COVID-19 cases have been reported in all 53 of North Dakota’s counties.
However, two counties currently have no active cases of COVID-19 as of September 8: Sheridan and Grant.
Cass County (4,294 cases) and Grand Forks County (1,934 cases) account for 39 percent of all positive North Dakota COVID-19 cases to date. Cass County alone accounts for 27 percent of all positive cases.
Burleigh County (2,685 cases) and Morton County (930 cases) together account for 23 percent of all positive COVID-19 cases to date.
Williams County has 669 total positive cases to date, Stark County has 1,115, Ward County has 745 and Mountrail County has 191.
Other county numbers are available here.
A total of 220,230 unique individual tests have been conducted to date, with 204,399 coming back negative for COVID-19, or roughly a 7 percent cumulative positive rate.

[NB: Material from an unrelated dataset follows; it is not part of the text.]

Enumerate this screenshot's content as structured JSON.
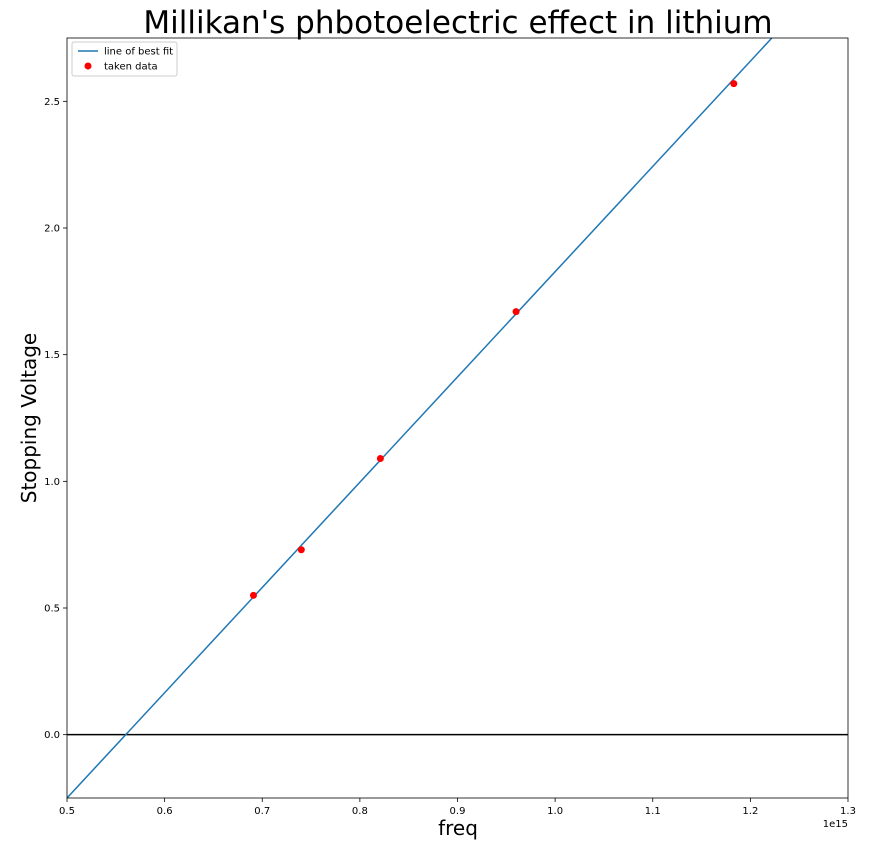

How is COVID-19 being spread in the state? Community spread (6,590 cases), close contact with exposed individuals (5,122 cases) and household contact (2,529 cases) are the top three reported.
While COVID-19 is seen as a virus that mostly impacts older people, in North Dakota, 61 percent of those testing positive for the virus are under 40.
Those in the 20 to 29 year age range have the most positive cases among those tested to date.
According to the data, 28 percent of all North Dakotans have been tested for COVID-19.
The health department is releasing test results daily around 11:00 a.m. The results cover all testing performed the previous day.